🤖 AI Summary
This work investigates whether knowledge distillation (KD) is necessary and effective for bundle generation tasks powered by large language models (LLMs), aiming to sustain high performance at low computational cost. To this end, it systematically disentangles the impact of KD along three dimensions—format, knowledge volume, and utilization strategy—for the first time. The authors propose a hierarchical knowledge extraction framework, capturing pattern-level, rule-based, and deep-reasoning knowledge, coupled with a multi-paradigm adaptation mechanism supporting in-context learning (ICL), supervised fine-tuning (SFT), and hybrid fine-tuning. Through progressive knowledge extraction and multi-granularity quantization fusion, the approach significantly improves the efficiency–performance trade-off of student models: achieving ≥92% of teacher-model performance across multiple benchmarks while reducing inference cost by 67%. The core contribution lies in establishing the critical role of structured KD in bundle generation and delivering a reusable, lightweight deployment paradigm.
📝 Abstract
LLMs are increasingly explored for bundle generation, thanks to their reasoning capabilities and knowledge. However, deploying large-scale LLMs introduces significant efficiency challenges, primarily high computational costs during fine-tuning and inference due to their massive parameterization.
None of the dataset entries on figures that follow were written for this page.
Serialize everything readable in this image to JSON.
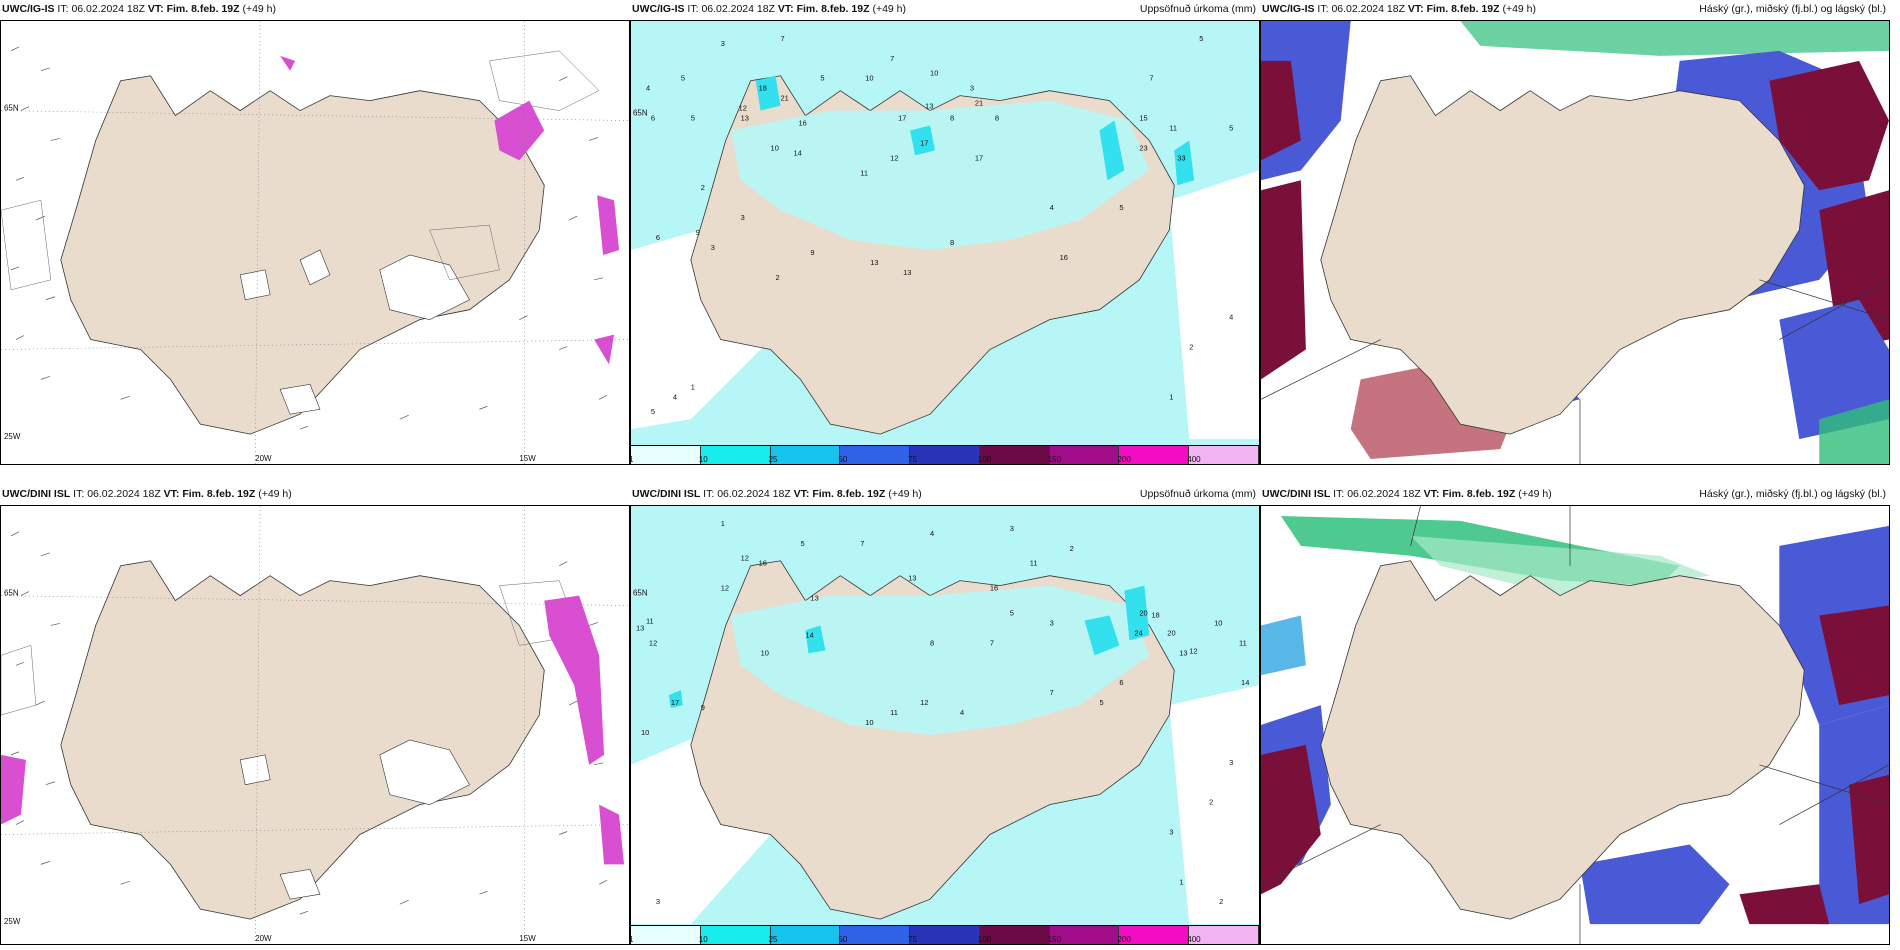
{
  "panels": [
    {
      "id": "p1",
      "model": "UWC/IG-IS",
      "it_label": "IT:",
      "it_value": "06.02.2024 18Z",
      "vt_label": "VT: Fim. 8.feb. 19Z",
      "lead": "(+49 h)",
      "right_title": "",
      "ticks": {
        "lon": [
          "20W",
          "15W"
        ],
        "lat": [
          "65N",
          "25W"
        ]
      }
    },
    {
      "id": "p2",
      "model": "UWC/IG-IS",
      "it_label": "IT:",
      "it_value": "06.02.2024 18Z",
      "vt_label": "VT: Fim. 8.feb. 19Z",
      "lead": "(+49 h)",
      "right_title": "Uppsöfnuð úrkoma (mm)",
      "side_tick": "65N",
      "numbers": [
        "3",
        "7",
        "5",
        "10",
        "7",
        "10",
        "3",
        "5",
        "6",
        "8",
        "18",
        "12",
        "13",
        "21",
        "16",
        "13",
        "17",
        "21",
        "17",
        "8",
        "12",
        "10",
        "14",
        "23",
        "33",
        "11",
        "11",
        "15",
        "9",
        "13",
        "13",
        "8",
        "16",
        "17",
        "4",
        "5",
        "7",
        "5",
        "5",
        "6",
        "3",
        "4",
        "5",
        "2",
        "9",
        "3",
        "2",
        "4",
        "2",
        "1",
        "4",
        "1",
        "5"
      ]
    },
    {
      "id": "p3",
      "model": "UWC/IG-IS",
      "it_label": "IT:",
      "it_value": "06.02.2024 18Z",
      "vt_label": "VT: Fim. 8.feb. 19Z",
      "lead": "(+49 h)",
      "right_title": "Háský (gr.), miðský (fj.bl.) og lágský (bl.)"
    },
    {
      "id": "p4",
      "model": "UWC/DINI ISL",
      "it_label": "IT:",
      "it_value": "06.02.2024 18Z",
      "vt_label": "VT: Fim. 8.feb. 19Z",
      "lead": "(+49 h)",
      "right_title": "",
      "ticks": {
        "lon": [
          "20W",
          "15W"
        ],
        "lat": [
          "65N",
          "25W"
        ]
      }
    },
    {
      "id": "p5",
      "model": "UWC/DINI ISL",
      "it_label": "IT:",
      "it_value": "06.02.2024 18Z",
      "vt_label": "VT: Fim. 8.feb. 19Z",
      "lead": "(+49 h)",
      "right_title": "Uppsöfnuð úrkoma (mm)",
      "side_tick": "65N",
      "numbers": [
        "1",
        "5",
        "7",
        "4",
        "3",
        "2",
        "12",
        "16",
        "13",
        "12",
        "14",
        "10",
        "13",
        "11",
        "12",
        "17",
        "9",
        "10",
        "11",
        "13",
        "16",
        "20",
        "24",
        "18",
        "20",
        "13",
        "12",
        "10",
        "11",
        "14",
        "12",
        "11",
        "10",
        "4",
        "7",
        "5",
        "6",
        "8",
        "7",
        "5",
        "3",
        "2",
        "3",
        "1",
        "2",
        "3",
        "3"
      ]
    },
    {
      "id": "p6",
      "model": "UWC/DINI ISL",
      "it_label": "IT:",
      "it_value": "06.02.2024 18Z",
      "vt_label": "VT: Fim. 8.feb. 19Z",
      "lead": "(+49 h)",
      "right_title": "Háský (gr.), miðský (fj.bl.) og lágský (bl.)"
    }
  ],
  "colorbar": {
    "labels": [
      "1",
      "10",
      "25",
      "50",
      "75",
      "100",
      "150",
      "200",
      "400"
    ],
    "colors": [
      "#e8ffff",
      "#19ecec",
      "#16c2ee",
      "#2f62e6",
      "#2935b8",
      "#6a0a46",
      "#a10c88",
      "#f20cc2",
      "#f2b4f2"
    ]
  },
  "colors": {
    "land": "#e9dccc",
    "rain_light": "#b7f6f6",
    "rain_mid": "#33e0ee",
    "cloud_high": "#2fbf7c",
    "cloud_mid": "#4a5ad6",
    "cloud_low": "#7a0f3a",
    "snow_pink": "#d84fd2"
  }
}
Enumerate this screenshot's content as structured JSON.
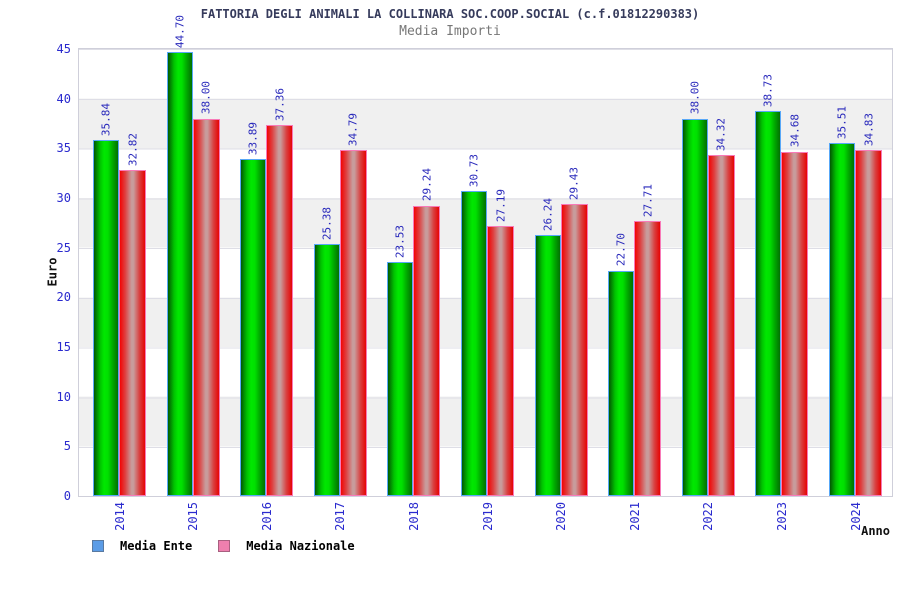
{
  "title": "FATTORIA DEGLI ANIMALI LA COLLINARA SOC.COOP.SOCIAL (c.f.01812290383)",
  "subtitle": "Media Importi",
  "axes": {
    "y_label": "Euro",
    "x_label": "Anno",
    "y_ticks": [
      45,
      40,
      35,
      30,
      25,
      20,
      15,
      10,
      5,
      0
    ],
    "y_max": 45
  },
  "legend": [
    {
      "label": "Media Ente",
      "swatch_color": "#5b9ce6",
      "swatch_border": "#5a7aa0"
    },
    {
      "label": "Media Nazionale",
      "swatch_color": "#ee7fae",
      "swatch_border": "#a86080"
    }
  ],
  "chart_data": {
    "type": "bar",
    "title": "FATTORIA DEGLI ANIMALI LA COLLINARA SOC.COOP.SOCIAL (c.f.01812290383)",
    "subtitle": "Media Importi",
    "categories": [
      "2014",
      "2015",
      "2016",
      "2017",
      "2018",
      "2019",
      "2020",
      "2021",
      "2022",
      "2023",
      "2024"
    ],
    "series": [
      {
        "name": "Media Ente",
        "color_theme": "green",
        "values": [
          35.84,
          44.7,
          33.89,
          25.38,
          23.53,
          30.73,
          26.24,
          22.7,
          38.0,
          38.73,
          35.51
        ]
      },
      {
        "name": "Media Nazionale",
        "color_theme": "red",
        "values": [
          32.82,
          38.0,
          37.36,
          34.79,
          29.24,
          27.19,
          29.43,
          27.71,
          34.32,
          34.68,
          34.83
        ]
      }
    ],
    "xlabel": "Anno",
    "ylabel": "Euro",
    "ylim": [
      0,
      45
    ],
    "grid": "horizontal-bands",
    "legend_position": "bottom-left",
    "value_labels": "rotated-90-above-bars",
    "tick_label_rotation": "vertical"
  },
  "colors": {
    "title_text": "#363b5c",
    "subtitle_text": "#777777",
    "tick_text": "#2a2ace",
    "bar_value_text": "#2828bb",
    "band_gray": "#f0f0f0",
    "plot_border": "#cfcfda",
    "green_bar_border": "#58a8f8",
    "green_bar_core": "#00e800",
    "red_bar_border": "#f87ab8",
    "red_bar_edge": "#e60404"
  }
}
Knowledge distillation (KD) offers a promising solution, transferring expertise from large teacher models to compact student models. This study systematically investigates knowledge distillation approaches for bundle generation, aiming to minimize computational demands while preserving performance. We explore three critical research questions: (1) how does the format of KD impact bundle generation performance? (2) to what extent does the quantity of distilled knowledge influence performance? and (3) how do different ways of utilizing the distilled knowledge affect performance? We propose a comprehensive KD framework that (i) progressively extracts knowledge (patterns, rules, deep thoughts); (ii) captures varying quantities of distilled knowledge through different strategies; and (iii) exploits complementary LLM adaptation techniques (in-context learning, supervised fine-tuning, combination) to leverage distilled knowledge in small student models for domain-specific adaptation and enhanced efficiency. Extensive experiments provide valuable insights into how knowledge format, quantity, and utilization methodologies collectively shape LLM-based bundle generation performance, exhibiting KD's significant potential for more efficient yet effective LLM-based bundle generation.